Never done any electrical work in my life, never messed with hobby motors either. I have three hours of spare time at work today and want to hook a motor to a battery and a light switch. I have no idea what I'm doing. Pls help.
>>1036791
Red to positive of the battery
White to one side of the switch
Additional wire from negative of the battery to other side of the switch.
So I assembled this. But the motor doesn't turn on in the on position unless I physically press the wires into the battery.
>>1036869
Ah no, that's what we call parrell. Good way to kill the battery quickly.
Are you sure the motor is rated for only 1.5 volt?
>>1036791
what did the motor come from? it looks like AC motors I've seen.

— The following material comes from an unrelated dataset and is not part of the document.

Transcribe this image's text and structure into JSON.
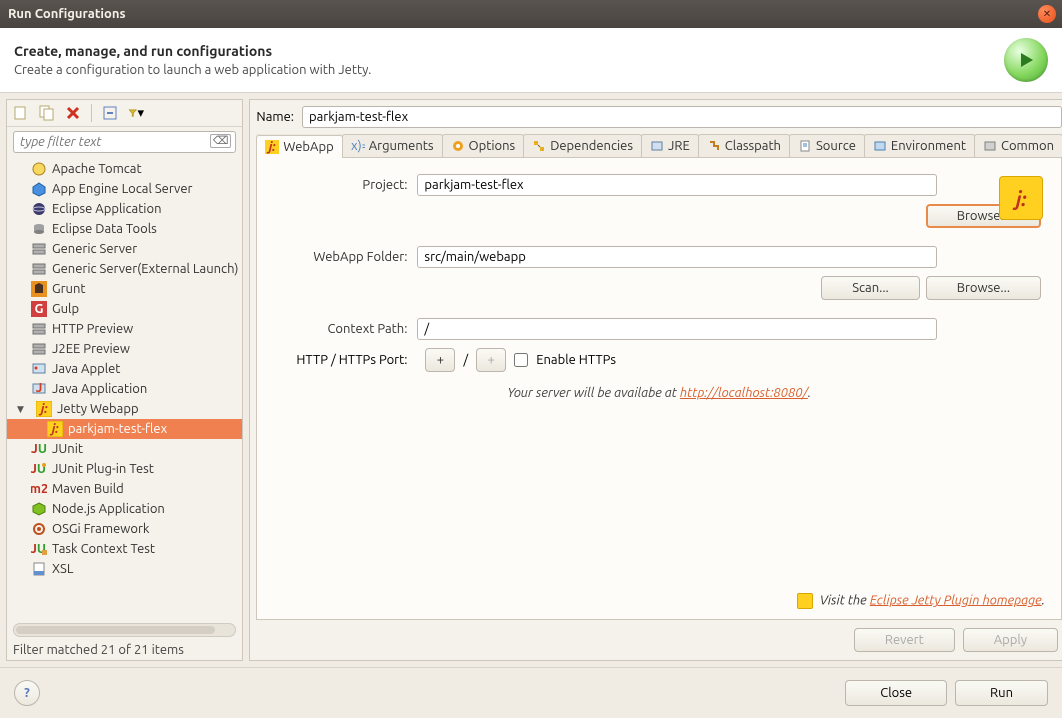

Also even it it is DC, 1.5 volts may not be enough to make it move...
>>1036871
I have no idea, my friend.
I took the motor out of the trash can here at work. Think it went with some plumbing equipment.
I guess it came from this
Plug the motor directly into the outlet and see if it spins.
>>1036880
I don't have a way to plug it into an outlet.
I got it working but the battery is getting really hot. What do I do?
>>1036888
Stop using the switch to short out the battery. But it in series.
You don't need a plug to shove wires in a outlet.
>>1036896
Can you elaborate on the "put it in series"?
I don't have an outlet I can use. I'm sitting in a box truck.
>>1036921
easy you put it in series with the switch. Should have covered that in your preschool electricity classes.
Also get a battery holder. In our preschool electricity classes we used film canisters with tin foil on both ends, fits a battery about that size perfectly.
>>1036921
>>1036929
That image makes no sense to me.
I'm literally a room temperature IQ kind of guy, who's specialty is guns and wood working.
This is all new to me.
>>1036880
Don't do that, this is a 12v motor.
Pting it in an outlet will destroy it or cause a fire.
I definitely just figured out the series thing. Found another pretty good diagram that dumbed it down enough for me.